Materials characterisation and cytotoxic assessment of strontium- substituted bioactive glasses for bone regeneration
O'Donnell MD., Candarlioglu PL., Miller CA., Gentleman E., Stevens MM.
The regeneration of bone lost due to disease and trauma as well as the bonding of bone to biomedical implants present significant challenges to the field of biomaterials. Increasing evidence for the benefit of strontium as a potent anti-osteoporosis therapy suggests that biomaterials which can release strontium to the surrounding environment may find a range of uses in orthopaedic, spinal and dental surgery to regenerate hard tissue. Here we report on the structure and physical properties of a series of ten glasses based on 45S5 Bioglass®, where 0 to 100% of the calcium was substituted with strontium on a molar basis.
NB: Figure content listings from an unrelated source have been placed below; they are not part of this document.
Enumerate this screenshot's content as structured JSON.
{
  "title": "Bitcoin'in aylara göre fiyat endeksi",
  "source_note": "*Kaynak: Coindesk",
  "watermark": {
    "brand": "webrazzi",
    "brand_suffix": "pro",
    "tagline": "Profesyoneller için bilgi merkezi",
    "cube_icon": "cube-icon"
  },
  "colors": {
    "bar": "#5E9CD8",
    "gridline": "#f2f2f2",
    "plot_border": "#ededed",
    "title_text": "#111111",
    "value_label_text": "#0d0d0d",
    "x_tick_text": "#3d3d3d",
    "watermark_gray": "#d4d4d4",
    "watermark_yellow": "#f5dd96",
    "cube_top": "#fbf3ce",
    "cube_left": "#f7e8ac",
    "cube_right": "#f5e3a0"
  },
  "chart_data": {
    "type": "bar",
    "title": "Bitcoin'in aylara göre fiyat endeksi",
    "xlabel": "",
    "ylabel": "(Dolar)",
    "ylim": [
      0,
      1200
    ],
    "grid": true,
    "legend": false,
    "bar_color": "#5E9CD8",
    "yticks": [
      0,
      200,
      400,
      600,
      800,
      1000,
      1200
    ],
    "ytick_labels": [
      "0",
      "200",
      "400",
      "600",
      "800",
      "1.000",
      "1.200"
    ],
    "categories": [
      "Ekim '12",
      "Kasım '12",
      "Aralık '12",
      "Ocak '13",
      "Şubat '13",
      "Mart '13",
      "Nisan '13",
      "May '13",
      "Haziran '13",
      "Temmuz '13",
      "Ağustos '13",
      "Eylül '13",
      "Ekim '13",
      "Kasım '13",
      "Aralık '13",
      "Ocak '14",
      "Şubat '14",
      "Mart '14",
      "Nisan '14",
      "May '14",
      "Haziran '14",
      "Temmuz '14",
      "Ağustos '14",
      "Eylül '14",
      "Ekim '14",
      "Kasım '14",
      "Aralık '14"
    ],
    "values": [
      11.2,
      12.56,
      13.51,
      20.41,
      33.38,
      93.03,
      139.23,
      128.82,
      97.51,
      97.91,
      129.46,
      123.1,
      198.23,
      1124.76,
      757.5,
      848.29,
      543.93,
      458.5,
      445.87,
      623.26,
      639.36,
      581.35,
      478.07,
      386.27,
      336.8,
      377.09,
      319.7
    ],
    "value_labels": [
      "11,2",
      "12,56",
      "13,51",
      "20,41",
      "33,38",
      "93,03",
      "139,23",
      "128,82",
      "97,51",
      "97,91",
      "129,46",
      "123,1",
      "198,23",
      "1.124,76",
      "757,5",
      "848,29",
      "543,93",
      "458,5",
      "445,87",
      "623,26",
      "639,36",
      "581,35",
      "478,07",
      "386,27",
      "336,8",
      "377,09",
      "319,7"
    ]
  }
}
Characteristic temperatures were determined using differential thermal analysis. We also analysed the structure of the glasses with Raman spectroscopy and assessed their cytotoxicity using a human osteosarcoma cell line. All characteristic temperatures (except crystallisation onset, Tx) decreased with strontium addition to the glass. Glass molecular structure did not change across the series and the silicate network was predominantly composed of linear chains (Q2) and a small amount of (Q3) with isolated orthophosphate units (Q0). The phosphate was present as [PO4]3- orthophosphate units (Q0) in all glasses. Immersion of the Sr-glasses in simulated body fluid (SBF) showed formation of biomimetic apatite in 1 week or less. Cell proliferation assays demonstrated that all the glass compositions supported normal cell attachment and proliferation. In summary, we show that strontium can be added to bioactive glasses in place of and in combination with calcium with minimal alteration to glass physical properties. These strontium-substituted bioactive glasses will be useful for a range of applications in orthopaedic regenerative medicine. © 2010 The Royal Society of Chemistry.